Dünya kapitalist sistemi krizdedir ve bu kriz giderek derinleşiyor. Emperyalist güçler dünyanın yeniden paylaşımı için savaşıyor. Bu savaşın en sıcak biçimlerini aldığı bir coğrafyada yaşıyoruz. Dünya kapitalist sistemi ile beraber Türkiye kapitalizmi de derin bir ekonomik ve siyasal krizin içinde, bunun bütün faturasını da bize yıkmak, bu krizde de kârlarına kâr katmak peşindeler. İşte bu koşullar altında TC devleti çözülmektedir, Saray Rejimi çözülmektedir. Bu noktada Erdoğan çoktan bitmiştir. Erdoğan gitsin de, diye erteleyeceğimiz bir noktada değiliz. Erdoğan’ın yerine gelecek olan, aynı çarkı sürdürdüğü sürece, bizim için ne değişecek? Bizim işimiz bu devleti kurtarmak değil.
Bu bir savaş. Bu savaş, biz işçi sınıfı ile iktidarda olan burjuva sınıfı arasında.
İşçi sınıfı için mesele, Saray Rejimi ile birlikte tüm burjuva egemenliği tarihin çöplüğüne göndermektir.
İşçi sınıfı, kendi sınıf çıkarlarını ortaya koymalıdır.
Biz, savaşsız ve sömürüsüz bir dünyadan yanayız. İşçi sınıfının ve tüm insanlığın kurtuluşu buna bağlı. Savaşsız ve sömürüsüz bir dünya, sosyalist devrimle başlayan bir süreçle kurulur. Sosyalist devrim, tüm fabrikaların, tüm hastahanelerin, tüm bankaların, tüm üretim araçlarının, tüm eğitimin kamulaştırılması demektir. Sosyalist devrim, tüm aşağılanmanın son bulması, her türden kimlik sorununun çözümü demektir.

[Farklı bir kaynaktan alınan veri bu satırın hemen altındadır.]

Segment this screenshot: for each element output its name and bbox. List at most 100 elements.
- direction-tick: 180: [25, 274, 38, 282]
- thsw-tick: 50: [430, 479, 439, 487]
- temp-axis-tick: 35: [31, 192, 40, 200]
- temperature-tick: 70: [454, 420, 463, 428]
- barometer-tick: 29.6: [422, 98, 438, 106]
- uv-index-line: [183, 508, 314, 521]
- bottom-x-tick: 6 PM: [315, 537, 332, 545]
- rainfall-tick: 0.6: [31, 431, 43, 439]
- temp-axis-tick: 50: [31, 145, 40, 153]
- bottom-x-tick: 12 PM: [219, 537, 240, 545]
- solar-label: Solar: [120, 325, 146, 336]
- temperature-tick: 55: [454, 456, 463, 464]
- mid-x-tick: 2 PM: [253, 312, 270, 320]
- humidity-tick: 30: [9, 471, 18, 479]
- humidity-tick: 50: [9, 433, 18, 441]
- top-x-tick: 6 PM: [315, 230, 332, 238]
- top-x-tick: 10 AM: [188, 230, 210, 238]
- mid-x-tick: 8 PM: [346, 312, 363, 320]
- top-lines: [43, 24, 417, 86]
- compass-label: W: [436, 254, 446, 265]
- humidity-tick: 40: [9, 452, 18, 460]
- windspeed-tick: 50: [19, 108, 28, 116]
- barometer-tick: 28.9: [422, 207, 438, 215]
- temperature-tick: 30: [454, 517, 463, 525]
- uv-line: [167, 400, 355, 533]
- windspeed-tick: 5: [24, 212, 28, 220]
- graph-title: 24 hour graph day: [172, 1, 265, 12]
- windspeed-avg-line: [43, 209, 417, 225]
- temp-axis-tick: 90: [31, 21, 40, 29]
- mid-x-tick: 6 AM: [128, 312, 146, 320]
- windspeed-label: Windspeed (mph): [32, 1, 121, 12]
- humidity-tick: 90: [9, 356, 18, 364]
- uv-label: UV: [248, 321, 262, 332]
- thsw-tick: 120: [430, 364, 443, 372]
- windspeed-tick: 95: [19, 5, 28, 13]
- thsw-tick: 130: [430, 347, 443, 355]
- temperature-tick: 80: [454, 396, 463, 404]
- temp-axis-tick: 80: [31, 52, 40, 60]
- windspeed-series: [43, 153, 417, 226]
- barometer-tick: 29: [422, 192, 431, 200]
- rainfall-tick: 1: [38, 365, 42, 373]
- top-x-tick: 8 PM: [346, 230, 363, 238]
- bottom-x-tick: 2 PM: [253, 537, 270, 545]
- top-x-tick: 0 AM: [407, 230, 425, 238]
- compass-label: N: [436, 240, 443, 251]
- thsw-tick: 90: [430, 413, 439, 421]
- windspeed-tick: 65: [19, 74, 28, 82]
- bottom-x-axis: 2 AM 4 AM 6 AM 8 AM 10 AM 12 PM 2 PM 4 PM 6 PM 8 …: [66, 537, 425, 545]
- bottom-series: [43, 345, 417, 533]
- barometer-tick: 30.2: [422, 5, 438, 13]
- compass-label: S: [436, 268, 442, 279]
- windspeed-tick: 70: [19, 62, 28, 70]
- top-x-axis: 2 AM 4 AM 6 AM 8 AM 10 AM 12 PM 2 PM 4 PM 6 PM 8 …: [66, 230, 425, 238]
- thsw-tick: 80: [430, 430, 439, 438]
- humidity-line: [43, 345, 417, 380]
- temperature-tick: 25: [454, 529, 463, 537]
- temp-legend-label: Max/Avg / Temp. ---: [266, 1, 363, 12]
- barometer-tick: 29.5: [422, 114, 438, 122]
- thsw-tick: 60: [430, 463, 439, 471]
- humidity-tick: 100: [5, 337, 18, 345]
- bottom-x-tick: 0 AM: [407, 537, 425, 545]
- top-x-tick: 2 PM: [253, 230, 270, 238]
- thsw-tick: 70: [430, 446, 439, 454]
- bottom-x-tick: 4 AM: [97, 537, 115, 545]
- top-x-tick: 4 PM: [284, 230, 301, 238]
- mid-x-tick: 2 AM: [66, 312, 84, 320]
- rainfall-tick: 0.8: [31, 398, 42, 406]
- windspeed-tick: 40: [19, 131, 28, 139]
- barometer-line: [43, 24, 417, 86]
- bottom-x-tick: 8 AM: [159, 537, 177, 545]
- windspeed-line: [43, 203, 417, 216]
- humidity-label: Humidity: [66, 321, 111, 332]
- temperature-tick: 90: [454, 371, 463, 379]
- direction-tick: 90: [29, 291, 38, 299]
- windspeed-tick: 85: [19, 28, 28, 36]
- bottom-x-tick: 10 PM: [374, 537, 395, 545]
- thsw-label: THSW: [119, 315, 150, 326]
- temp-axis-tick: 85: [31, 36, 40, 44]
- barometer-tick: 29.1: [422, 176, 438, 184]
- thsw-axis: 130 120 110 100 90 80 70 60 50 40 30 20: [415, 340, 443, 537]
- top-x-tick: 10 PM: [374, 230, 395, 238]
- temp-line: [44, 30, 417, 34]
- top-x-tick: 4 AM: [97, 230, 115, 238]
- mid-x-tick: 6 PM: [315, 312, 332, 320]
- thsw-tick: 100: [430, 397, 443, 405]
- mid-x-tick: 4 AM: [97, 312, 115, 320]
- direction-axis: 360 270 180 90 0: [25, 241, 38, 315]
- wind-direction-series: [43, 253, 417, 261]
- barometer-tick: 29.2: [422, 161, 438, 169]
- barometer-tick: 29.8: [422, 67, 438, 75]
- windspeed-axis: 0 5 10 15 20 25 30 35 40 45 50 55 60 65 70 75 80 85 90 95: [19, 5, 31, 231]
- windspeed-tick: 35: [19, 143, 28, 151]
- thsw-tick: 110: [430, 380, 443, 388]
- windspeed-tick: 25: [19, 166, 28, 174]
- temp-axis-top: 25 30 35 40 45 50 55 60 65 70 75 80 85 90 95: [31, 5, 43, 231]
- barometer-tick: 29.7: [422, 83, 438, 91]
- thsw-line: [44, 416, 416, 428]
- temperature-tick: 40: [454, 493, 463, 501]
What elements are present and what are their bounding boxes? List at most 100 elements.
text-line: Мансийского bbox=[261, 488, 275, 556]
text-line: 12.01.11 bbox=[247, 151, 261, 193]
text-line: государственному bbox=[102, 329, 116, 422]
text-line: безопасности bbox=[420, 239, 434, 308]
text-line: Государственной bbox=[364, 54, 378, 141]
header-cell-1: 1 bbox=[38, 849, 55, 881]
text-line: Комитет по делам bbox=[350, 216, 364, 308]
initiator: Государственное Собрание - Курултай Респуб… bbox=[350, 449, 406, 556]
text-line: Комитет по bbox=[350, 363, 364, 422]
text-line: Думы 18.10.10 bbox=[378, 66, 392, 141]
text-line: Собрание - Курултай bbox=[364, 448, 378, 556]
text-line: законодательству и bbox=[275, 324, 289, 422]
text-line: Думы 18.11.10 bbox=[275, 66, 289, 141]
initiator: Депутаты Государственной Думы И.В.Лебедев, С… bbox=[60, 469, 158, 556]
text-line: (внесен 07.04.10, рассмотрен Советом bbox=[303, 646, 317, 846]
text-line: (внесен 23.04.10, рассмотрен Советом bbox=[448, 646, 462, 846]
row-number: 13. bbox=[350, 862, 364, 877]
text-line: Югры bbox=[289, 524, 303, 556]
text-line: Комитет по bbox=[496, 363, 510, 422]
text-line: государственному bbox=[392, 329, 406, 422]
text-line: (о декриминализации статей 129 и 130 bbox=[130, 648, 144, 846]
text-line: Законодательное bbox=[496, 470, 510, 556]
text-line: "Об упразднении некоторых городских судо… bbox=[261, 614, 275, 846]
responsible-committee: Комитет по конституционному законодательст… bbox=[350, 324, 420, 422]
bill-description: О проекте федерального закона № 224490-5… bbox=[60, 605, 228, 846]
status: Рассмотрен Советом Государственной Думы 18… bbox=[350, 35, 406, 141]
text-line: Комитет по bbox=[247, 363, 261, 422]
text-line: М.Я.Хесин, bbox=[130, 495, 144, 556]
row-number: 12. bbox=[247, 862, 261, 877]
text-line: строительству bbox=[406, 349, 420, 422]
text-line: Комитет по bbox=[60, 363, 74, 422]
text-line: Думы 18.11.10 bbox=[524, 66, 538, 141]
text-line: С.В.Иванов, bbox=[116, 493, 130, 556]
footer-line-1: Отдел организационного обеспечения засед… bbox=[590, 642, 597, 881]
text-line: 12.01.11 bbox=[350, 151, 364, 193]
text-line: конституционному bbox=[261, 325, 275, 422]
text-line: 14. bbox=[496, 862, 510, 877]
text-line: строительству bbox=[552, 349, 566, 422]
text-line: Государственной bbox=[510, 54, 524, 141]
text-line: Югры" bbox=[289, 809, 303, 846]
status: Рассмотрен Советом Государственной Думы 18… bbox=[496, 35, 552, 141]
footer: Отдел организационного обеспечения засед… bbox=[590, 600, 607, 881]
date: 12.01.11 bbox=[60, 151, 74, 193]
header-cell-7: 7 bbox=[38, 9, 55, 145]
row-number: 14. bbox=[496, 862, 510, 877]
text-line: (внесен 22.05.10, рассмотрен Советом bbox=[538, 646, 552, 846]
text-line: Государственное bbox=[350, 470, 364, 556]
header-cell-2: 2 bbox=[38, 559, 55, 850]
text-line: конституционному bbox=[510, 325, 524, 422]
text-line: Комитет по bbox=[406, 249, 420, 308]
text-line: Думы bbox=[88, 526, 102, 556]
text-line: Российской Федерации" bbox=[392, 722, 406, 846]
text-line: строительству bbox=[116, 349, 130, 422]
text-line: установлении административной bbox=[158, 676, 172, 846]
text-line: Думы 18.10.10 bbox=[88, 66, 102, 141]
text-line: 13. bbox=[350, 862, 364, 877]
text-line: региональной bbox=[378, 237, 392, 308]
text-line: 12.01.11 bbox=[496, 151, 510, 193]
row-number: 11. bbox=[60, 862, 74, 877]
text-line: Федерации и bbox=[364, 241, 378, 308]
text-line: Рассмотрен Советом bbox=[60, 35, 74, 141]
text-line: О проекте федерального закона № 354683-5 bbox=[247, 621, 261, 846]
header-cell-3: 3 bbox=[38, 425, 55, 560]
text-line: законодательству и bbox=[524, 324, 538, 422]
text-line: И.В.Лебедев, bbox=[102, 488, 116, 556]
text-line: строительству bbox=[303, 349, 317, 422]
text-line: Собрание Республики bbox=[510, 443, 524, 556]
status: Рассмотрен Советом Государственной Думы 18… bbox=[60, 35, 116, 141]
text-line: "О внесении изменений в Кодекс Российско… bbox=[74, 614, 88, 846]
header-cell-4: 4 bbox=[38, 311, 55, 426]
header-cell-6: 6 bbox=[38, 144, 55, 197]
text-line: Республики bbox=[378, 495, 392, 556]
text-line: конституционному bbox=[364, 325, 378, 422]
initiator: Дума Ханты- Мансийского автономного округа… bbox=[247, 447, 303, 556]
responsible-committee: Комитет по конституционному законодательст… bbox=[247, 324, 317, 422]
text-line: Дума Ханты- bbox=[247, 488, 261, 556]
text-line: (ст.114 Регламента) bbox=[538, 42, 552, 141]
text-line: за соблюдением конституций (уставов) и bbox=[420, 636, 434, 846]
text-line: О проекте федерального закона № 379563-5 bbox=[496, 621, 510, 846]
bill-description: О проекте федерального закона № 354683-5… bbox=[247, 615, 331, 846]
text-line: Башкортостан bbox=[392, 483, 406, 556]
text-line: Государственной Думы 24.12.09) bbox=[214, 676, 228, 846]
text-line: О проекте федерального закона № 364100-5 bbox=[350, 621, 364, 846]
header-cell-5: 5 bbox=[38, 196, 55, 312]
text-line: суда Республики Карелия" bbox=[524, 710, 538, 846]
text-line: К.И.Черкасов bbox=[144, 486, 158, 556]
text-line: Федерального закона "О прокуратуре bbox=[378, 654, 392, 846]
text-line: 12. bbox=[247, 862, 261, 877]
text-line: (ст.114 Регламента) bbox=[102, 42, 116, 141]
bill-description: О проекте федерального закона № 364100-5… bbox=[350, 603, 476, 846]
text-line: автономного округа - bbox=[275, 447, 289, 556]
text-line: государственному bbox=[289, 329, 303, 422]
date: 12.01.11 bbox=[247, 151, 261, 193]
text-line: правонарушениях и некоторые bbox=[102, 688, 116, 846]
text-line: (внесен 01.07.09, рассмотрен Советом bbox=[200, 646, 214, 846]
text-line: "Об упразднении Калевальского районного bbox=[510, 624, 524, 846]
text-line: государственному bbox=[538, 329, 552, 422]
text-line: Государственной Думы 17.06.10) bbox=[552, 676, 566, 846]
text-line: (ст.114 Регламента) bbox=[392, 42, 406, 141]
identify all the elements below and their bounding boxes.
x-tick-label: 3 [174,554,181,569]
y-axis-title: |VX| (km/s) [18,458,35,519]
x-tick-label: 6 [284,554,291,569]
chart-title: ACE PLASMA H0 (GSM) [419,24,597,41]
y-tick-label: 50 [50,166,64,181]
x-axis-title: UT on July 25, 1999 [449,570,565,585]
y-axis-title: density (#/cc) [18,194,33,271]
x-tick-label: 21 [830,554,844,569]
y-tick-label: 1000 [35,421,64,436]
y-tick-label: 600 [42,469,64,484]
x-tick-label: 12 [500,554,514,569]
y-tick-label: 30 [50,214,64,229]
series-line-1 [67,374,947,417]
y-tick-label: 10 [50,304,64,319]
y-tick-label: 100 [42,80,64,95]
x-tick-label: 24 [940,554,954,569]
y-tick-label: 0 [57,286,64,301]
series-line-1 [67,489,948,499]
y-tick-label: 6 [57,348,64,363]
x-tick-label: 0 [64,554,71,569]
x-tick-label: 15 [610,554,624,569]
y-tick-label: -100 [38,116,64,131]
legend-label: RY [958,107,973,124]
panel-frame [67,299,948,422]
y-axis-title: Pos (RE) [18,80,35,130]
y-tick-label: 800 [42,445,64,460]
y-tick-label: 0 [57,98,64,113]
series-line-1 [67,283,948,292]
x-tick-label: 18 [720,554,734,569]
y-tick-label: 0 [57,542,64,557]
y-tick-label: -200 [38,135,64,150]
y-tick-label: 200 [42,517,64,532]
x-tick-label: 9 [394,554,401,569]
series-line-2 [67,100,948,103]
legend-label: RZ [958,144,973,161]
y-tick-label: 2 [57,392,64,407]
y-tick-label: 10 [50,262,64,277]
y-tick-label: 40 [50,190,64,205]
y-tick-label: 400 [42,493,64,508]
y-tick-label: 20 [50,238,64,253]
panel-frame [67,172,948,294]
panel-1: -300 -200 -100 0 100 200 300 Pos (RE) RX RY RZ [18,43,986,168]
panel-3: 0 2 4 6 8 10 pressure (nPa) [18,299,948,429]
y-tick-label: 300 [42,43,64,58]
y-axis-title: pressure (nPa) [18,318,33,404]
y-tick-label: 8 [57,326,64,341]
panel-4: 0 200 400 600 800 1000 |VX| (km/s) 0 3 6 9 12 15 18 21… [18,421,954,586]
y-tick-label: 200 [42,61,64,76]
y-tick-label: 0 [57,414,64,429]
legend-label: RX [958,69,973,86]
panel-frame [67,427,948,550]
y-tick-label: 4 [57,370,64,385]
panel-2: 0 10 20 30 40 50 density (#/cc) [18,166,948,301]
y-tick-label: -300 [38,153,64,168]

Sosyalist devrim, özgürlük demektir. Sosyalist devrim, tüm tarihle hesaplaşma, sosyalist devrim tüm halklarla barışmak demektir. Sosyalist devrim, bizim tek çıkış yolumuz!
Biz iktidara yürümeliyiz. Bu mümkündür! Biz hayatı üretenler, onu yönetmeye aday olmalıyız! Mesele direniş çizgisini geliştirmek ve örgütlemektir. Devrimin acil görevi budur!
Direnişi büyütmeli ve daha da örgütlemeliyiz! Bugün Birleşik Emek Cephesi bunun yoludur. Devrimci tüm güçler, tüm gruplar, tüm devrimci siyasal eğilimler, tüm yerel işçi örgütlenmeleri, tüm fabrikalardaki işçi konseyleri, gözlerini iktidara dikerek, Birleşik Emek Cephesi’nde birleşmek zorundadır. Bu sadece bir çağrı değil, bu aynı zamanda, devrimi olanaklı hâle getirmenin tek yoludur.
* * *
Bundan yüz elli yıl önce “İşçi sınıfının zincirlerinden başka kaybedecek şeyleri yok, kazanacakları bir dünya var. Bütün ülkelerin işçileri, birleşin!” diyordu Komünist Manifesto’da Marx ve Engels. Yineliyoruz: “Bir zincir yitirenler, bir dünya kazanacak!”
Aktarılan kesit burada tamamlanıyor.